Pertanto non è esatto che la successiva sentenza 173/2001 delle stesse Sezioni Unite abbia qualificato edificabile un’area destinata a parcheggi pubblici, tale qualifica avendo riservato a quei parcheggi localizzati nell’ambito di una zona edificatoria (esemplificativamente: all’interno di un PEEP), posto che per l’art. 5 bis, comma 3, non si deve tener conto del vincolo preordinato all’esproprio (ma della classificazione di zona); ed avendola invece esclusa allorquando vengano costruiti in zona destinata e vincolata in via generale ed astratta, come nella fattispecie, ad utilizzazioni meramente pubblicistiche. E d’altra parte a nulla rileva (Cass. 2702/2010) che lo strumento attuativo preveda che il comune per la esecuzione (necessariamente) dei relativi impianti ed attrezzature di interesse generale possa avvalersi dell’intervento di privati: in quanto per attribuire destinazione edificatoria alla zona occorreva che il P.F. (e non lo strumento attuativo) prevedesse destinazioni realizzabili anche ad iniziativa privata e quindi attuabili per volontà e scelta rimesse alla discrezionalità del soggetto privato (da ultimo Cass. sez. un. 28051/2008). Laddove nel caso tutte le utilizzazioni individuate dallo stesso strumento attuativo (giardini, parchi per lo sport, ecc.) sono devolute all’iniziativa esclusiva dello stesso comune,come da ultimo conferma la circostanza che non è previsto alcun indice territoriale di edificazione (onde definire il complessivo carico di edificazione che può gravare sull’intera superficie della zona), ma soltanto quello fondiario per ciascuna tipologia di opera pubblica realizzanda.

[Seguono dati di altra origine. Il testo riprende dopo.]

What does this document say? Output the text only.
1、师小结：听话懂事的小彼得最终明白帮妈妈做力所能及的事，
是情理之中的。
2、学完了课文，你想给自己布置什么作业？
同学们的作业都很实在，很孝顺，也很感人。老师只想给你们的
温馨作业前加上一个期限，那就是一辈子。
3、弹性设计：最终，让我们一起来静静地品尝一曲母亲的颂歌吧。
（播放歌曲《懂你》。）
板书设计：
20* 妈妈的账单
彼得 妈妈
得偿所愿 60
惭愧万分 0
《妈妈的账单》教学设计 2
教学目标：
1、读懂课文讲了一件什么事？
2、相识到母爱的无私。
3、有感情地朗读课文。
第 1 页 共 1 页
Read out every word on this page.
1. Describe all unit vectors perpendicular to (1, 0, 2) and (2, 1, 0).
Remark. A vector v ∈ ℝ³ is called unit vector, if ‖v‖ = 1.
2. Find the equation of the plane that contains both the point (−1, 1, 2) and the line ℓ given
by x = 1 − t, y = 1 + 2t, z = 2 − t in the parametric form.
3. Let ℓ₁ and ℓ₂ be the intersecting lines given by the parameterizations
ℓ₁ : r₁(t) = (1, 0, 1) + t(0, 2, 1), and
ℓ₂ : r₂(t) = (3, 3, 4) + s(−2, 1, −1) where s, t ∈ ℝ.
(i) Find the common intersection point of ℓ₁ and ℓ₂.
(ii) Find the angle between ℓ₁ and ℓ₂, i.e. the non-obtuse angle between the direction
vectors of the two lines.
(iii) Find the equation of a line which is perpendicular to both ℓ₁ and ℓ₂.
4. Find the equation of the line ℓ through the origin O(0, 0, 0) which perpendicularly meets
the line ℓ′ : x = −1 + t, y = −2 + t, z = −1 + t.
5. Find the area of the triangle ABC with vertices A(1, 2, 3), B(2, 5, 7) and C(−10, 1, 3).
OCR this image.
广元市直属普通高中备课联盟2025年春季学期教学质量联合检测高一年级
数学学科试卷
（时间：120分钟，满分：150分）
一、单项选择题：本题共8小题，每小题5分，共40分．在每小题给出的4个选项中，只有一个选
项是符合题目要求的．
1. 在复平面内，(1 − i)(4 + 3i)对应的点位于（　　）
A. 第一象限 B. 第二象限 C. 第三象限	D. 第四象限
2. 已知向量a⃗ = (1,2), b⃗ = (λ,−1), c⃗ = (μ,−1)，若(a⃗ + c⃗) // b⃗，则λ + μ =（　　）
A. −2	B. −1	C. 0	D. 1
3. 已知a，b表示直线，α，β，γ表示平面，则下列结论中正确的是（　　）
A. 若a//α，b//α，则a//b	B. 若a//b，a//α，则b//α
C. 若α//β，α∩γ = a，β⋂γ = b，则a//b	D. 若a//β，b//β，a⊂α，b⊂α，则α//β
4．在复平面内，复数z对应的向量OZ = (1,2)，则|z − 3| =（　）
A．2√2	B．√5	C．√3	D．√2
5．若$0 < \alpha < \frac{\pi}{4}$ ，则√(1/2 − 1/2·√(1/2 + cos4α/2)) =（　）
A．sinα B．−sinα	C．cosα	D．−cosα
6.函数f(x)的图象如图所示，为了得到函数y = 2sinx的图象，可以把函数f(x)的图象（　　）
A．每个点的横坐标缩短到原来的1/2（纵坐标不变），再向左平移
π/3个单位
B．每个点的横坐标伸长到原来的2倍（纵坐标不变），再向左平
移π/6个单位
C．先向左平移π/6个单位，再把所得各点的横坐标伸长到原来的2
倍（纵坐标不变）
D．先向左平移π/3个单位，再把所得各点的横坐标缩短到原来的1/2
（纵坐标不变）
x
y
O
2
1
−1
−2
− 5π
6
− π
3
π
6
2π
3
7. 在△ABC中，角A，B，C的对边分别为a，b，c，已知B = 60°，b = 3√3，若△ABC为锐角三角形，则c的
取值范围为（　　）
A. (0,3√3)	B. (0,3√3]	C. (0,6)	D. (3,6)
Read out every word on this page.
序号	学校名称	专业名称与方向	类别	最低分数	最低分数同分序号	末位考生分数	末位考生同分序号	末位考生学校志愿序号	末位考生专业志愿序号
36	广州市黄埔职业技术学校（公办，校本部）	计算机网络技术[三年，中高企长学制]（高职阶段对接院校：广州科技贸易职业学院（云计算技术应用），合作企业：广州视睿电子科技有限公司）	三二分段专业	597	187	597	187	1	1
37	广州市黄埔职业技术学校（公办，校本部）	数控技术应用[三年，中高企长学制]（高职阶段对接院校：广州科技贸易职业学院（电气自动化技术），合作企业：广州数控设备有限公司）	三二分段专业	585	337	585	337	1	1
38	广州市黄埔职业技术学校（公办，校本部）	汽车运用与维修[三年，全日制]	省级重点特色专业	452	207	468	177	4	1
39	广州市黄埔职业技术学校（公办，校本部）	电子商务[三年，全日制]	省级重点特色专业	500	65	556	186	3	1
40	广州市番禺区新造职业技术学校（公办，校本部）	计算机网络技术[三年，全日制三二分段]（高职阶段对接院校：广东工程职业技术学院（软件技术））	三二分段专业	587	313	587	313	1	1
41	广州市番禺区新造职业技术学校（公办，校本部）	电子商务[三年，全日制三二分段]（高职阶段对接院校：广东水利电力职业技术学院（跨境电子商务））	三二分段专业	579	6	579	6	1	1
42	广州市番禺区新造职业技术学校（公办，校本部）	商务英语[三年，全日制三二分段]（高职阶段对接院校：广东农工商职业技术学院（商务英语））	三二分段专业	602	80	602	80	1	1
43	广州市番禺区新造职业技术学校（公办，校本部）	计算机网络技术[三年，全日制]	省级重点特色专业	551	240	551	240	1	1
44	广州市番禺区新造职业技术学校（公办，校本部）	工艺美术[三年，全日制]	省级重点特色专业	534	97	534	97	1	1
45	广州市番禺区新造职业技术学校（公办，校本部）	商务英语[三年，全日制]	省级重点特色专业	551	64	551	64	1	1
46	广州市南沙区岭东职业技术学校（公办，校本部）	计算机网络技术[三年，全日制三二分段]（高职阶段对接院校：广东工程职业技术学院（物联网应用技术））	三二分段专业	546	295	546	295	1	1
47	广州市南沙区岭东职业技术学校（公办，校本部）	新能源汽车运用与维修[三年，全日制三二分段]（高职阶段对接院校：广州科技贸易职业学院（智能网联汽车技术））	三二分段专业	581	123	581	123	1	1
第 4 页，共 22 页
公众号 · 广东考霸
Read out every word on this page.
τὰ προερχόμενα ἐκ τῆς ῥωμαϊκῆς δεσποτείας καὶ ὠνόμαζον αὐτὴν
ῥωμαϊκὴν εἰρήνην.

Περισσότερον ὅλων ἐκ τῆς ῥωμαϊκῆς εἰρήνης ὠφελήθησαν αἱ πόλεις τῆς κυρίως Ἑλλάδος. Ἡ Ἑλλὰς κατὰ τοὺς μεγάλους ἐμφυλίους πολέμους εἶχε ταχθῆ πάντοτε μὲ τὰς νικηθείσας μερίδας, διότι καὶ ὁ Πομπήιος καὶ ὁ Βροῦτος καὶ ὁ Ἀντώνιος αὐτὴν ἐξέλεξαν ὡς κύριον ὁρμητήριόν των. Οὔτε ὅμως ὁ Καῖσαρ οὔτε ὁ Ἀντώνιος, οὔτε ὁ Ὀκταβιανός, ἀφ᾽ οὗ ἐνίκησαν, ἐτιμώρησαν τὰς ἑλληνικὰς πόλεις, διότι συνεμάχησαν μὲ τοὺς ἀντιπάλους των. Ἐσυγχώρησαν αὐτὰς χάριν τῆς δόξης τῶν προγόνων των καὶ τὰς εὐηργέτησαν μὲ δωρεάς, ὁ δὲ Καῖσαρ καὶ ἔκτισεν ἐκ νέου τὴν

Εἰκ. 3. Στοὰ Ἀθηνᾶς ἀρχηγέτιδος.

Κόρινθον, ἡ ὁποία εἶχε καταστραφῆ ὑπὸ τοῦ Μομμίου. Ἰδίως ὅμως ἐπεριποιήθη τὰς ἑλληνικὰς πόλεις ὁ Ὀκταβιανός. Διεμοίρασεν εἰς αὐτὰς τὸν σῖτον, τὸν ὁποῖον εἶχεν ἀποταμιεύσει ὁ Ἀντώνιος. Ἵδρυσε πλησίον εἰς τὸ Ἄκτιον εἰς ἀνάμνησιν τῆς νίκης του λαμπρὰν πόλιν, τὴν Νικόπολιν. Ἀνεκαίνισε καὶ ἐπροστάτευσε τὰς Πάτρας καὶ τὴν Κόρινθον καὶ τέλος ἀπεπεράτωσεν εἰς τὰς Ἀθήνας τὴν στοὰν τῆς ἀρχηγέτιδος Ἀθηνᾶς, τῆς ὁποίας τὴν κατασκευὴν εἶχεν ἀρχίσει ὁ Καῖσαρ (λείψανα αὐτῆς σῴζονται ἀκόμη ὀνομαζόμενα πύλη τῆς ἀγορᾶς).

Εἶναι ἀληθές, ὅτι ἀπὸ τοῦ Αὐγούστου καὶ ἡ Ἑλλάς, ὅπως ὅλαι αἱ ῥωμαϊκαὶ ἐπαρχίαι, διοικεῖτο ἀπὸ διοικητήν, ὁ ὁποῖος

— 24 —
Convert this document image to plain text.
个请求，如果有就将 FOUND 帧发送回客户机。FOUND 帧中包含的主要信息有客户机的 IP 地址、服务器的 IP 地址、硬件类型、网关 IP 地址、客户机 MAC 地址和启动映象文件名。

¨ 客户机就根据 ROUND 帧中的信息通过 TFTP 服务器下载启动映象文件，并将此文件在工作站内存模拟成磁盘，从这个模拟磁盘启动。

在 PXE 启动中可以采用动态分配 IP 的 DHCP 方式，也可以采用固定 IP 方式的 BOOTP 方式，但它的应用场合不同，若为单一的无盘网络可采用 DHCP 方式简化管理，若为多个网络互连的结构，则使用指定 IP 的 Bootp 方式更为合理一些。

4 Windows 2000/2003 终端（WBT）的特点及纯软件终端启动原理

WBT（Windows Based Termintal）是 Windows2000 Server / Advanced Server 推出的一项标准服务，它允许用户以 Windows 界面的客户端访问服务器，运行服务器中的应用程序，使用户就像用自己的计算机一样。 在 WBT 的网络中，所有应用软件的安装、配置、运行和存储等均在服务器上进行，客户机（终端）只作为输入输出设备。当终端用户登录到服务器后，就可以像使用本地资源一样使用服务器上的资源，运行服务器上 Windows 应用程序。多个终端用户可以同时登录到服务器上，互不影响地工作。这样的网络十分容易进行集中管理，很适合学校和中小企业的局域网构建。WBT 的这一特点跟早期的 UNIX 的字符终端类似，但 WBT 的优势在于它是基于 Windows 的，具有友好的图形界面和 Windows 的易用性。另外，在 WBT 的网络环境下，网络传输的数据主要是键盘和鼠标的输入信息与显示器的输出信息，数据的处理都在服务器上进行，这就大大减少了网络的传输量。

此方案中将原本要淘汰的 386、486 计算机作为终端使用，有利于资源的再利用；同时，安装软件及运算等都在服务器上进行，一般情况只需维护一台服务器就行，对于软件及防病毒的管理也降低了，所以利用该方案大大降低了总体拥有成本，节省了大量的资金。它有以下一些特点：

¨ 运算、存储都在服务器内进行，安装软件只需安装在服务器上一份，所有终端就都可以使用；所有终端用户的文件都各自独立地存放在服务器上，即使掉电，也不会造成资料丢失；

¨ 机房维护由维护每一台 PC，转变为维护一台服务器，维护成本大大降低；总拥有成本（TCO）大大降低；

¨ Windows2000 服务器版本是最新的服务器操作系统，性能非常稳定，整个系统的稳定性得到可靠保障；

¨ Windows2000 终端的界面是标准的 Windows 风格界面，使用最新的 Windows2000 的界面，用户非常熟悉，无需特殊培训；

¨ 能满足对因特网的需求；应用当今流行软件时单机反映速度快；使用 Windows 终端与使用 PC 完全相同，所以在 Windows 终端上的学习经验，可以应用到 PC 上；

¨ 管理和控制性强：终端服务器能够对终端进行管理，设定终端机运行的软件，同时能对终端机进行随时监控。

Il rigetto del ricorso comporta la condanna del soccombente E. al pagamento delle spese processuali.

P.Q.M.

La Corte, rigetta il ricorso e condanna il ricorrente al pagamento delle spese processuali che liquida in favore del comune in complessivi Euro 2.700,00, di cui Euro 2.500,00 per onorario di difesa, oltre a spese generali ed accessori come per legge.

Così deciso in Roma, il 17 gennaio 2011.